In the Congaree
I’m home. I’m not home. I’m on the road or
Off it, briefly. I’ve been out of place. I’ve been
Taking familiar walks. I like the boardwalk. I like
The swamp. I feel ill at ease. I feel fine.
As August ends, I’m thick and cold. As I circle
Above a tide of cypress knees, of webs,
Fallen trunks and leaves, I gather out
The mud a mossy repose. A violent mist.
A green allure. I have spoken into
A dead and standing pool of air, where,
In its center, a spider hangs. I can hear myself
Moving, notes taken on paper, on
My feet, I stop and that makes a sound.
I look out into what feels ancient. It
Doesn’t seem old. My voice is spun.
I’m rolling out myself last rung by rung.
I pinned my eye to the base of a loblolly pine,
And rose, much higher than I would
Suppose. I know everything already. I have to
Ask people questions. All of my relatives
Are famous. There are so many people dead.
Look at these trees. They’re shattered in pieces.
They’re tall and full. I look forward, steadily,
At the moss grown high as the flood.
Copyright © 2016 by Samuel Amadon. Originally published in Poem-a-Day on November 21, 2016, this poem was commissioned by the Academy of American Poets and funded by a National Endowment for the Arts Imagine Your Parks grant.
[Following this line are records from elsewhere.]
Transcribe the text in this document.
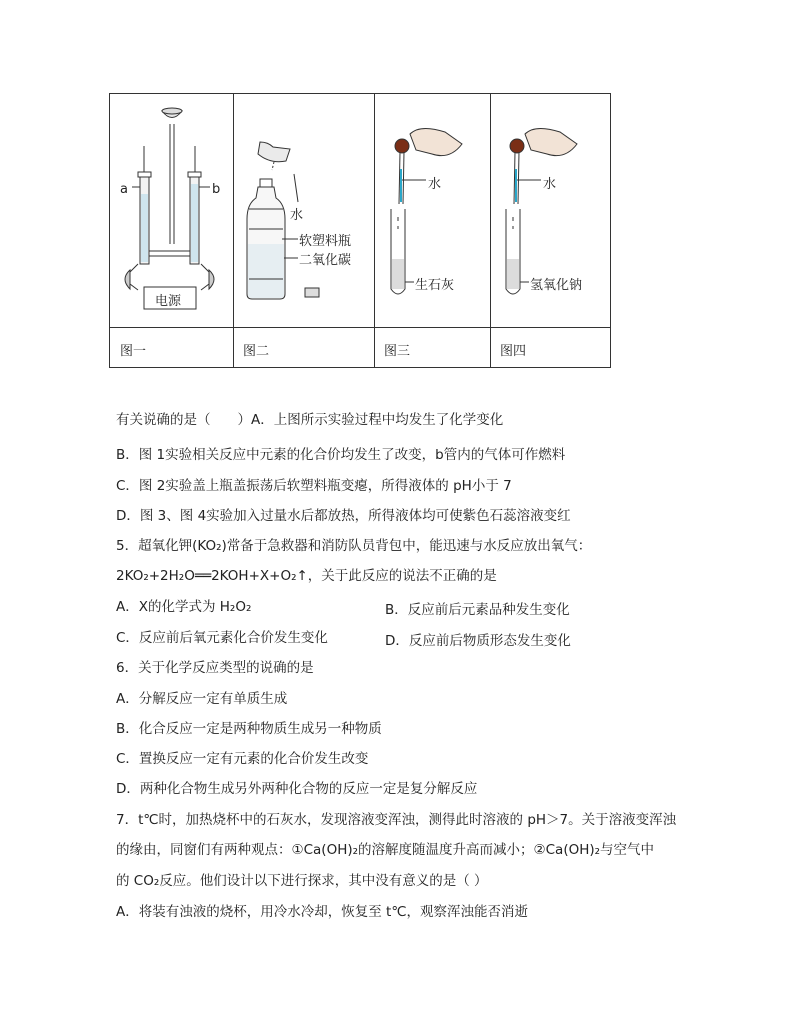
a	b
电源
水
软塑料瓶
二氧化碳
水
生石灰
水
氢氧化钠
图一	图二	图三	图四
有关说确的是（　　）A．上图所示实验过程中均发生了化学变化
B．图 1实验相关反应中元素的化合价均发生了改变，b管内的气体可作燃料
C．图 2实验盖上瓶盖振荡后软塑料瓶变瘪，所得液体的 pH小于 7
D．图 3、图 4实验加入过量水后都放热，所得液体均可使紫色石蕊溶液变红
5．超氧化钾(KO₂)常备于急救器和消防队员背包中，能迅速与水反应放出氧气：
2KO₂+2H₂O══2KOH+X+O₂↑，关于此反应的说法不正确的是
A．X的化学式为 H₂O₂	B．反应前后元素品种发生变化
C．反应前后氧元素化合价发生变化	D．反应前后物质形态发生变化
6．关于化学反应类型的说确的是
A．分解反应一定有单质生成
B．化合反应一定是两种物质生成另一种物质
C．置换反应一定有元素的化合价发生改变
D．两种化合物生成另外两种化合物的反应一定是复分解反应
7．t℃时，加热烧杯中的石灰水，发现溶液变浑浊，测得此时溶液的 pH＞7。关于溶液变浑浊
的缘由，同窗们有两种观点：①Ca(OH)₂的溶解度随温度升高而减小；②Ca(OH)₂与空气中
的 CO₂反应。他们设计以下进行探求，其中没有意义的是（ ）
A．将装有浊液的烧杯，用冷水冷却，恢复至 t℃，观察浑浊能否消逝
“The Congaree National Park is the largest old-growth natural forest in the southeast, located on a river floodplain and full of some of the oldest, tallest trees in the state, and it’s about a thirty minute drive from my house in the city. Walking out over the swamp on the two-and-a-half mile elevated boardwalk, I feel turned two ways at once: in my head and out of it, in the right place and in a random one. This double feeling is one I’ve been pursuing in my work—I want my speaker’s voice to feel both old and new, public and personal—and so, though the poem began as something occasional, it ended as an ars poetica.”